Anfang 1945 erkennen die Nationalsozialisten, dass der Krieg verloren ist und übergeben die Stadt dem Roten Kreuz. Bis zum Einmarsch der Roten Armee verläuft das alltägliche Leben äußerst chaotisch; auch hier müssen zig Juden ihr Leben lassen.
Im Mai kapituliert Deutschland und die Russen werden unter großem Jubel empfangen. David und Vera wenden sich an einen jungen Offizier, der ihnen rät, aus der Stadt zu fliehen. Der Russe verschafft ihnen außerhalb des Konzentrationslagers Kontakte, sodass sie ohne Probleme flüchten können.
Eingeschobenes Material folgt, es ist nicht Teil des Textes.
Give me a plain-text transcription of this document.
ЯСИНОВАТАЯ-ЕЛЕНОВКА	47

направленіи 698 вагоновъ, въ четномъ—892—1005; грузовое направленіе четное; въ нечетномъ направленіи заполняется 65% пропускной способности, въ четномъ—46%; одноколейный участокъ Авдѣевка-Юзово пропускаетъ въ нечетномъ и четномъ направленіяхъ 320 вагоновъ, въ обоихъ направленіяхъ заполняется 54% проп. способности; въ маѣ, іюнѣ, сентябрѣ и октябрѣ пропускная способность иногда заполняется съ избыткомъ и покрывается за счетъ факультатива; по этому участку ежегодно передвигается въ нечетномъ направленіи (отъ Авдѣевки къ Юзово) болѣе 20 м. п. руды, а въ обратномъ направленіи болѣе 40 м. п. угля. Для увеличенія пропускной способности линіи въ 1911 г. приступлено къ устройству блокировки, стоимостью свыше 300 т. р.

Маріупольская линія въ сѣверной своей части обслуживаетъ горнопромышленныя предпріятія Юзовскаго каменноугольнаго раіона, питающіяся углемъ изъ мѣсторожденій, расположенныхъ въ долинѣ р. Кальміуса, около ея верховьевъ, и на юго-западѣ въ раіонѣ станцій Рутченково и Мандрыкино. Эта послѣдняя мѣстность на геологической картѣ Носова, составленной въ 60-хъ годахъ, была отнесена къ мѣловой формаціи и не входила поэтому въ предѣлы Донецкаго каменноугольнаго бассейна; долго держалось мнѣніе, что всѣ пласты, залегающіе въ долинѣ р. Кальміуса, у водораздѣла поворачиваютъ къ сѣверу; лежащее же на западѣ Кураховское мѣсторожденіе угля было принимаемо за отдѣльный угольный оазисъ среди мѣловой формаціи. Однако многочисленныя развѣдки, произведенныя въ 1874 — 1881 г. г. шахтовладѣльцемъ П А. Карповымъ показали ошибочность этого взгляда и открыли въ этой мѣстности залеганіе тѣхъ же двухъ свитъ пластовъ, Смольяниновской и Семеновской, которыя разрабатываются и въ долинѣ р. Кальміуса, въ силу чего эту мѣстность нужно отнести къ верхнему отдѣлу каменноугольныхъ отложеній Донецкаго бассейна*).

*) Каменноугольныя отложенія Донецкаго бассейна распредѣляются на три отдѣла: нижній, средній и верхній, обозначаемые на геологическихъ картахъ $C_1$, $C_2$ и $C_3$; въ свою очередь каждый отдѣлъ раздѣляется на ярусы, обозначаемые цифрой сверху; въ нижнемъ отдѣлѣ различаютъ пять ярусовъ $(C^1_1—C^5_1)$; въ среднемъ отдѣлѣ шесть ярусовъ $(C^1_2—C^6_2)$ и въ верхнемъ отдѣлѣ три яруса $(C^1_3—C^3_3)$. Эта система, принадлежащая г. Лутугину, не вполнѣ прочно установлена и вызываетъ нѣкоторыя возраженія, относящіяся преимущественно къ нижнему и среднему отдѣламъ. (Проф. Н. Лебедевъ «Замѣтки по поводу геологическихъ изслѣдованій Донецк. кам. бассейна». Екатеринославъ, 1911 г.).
Die Heimreise beginnt, allerdings fehlt es dem jungen Paar an Lebensmitteln. David und Vera gelangen in die Besatzungszone der Amerikaner, die sie für kurze Zeit bereitwillig aufnehmen. Das Buch endet damit, dass die beiden sich über ihr neues Leben unterhalten und beide der Meinung sind, dass sie in Zukunft alles dafür tun werden, um unabhängig zu sein.
Fazit
Wenn man heutzutage wissen will, wie die Jugend zur Zeit des NS-Regimes aussah, sollte dieses Buch lesen. Carlo Ross schildert die Ereignisse unglaublich detailliert und realitätsgetreu. "Im Vorhof der Hölle" ist ein Buch
gegen das Vergessen, der den damaligen Rechtsextremismus auf den Punkt bringt. Auch in der heutigen Zeit ist das Thema aktuell, da sich einige Irre - aus welchen irrelevanten Gründen auch immer - als Nationalsozialisten sehen.
Ich persönlich kann die Lektüre nur empfehlen, regt wirklich zum Denken an. Ein kurzes Feedback wäre nett, der nächste Review kommt bestimmt.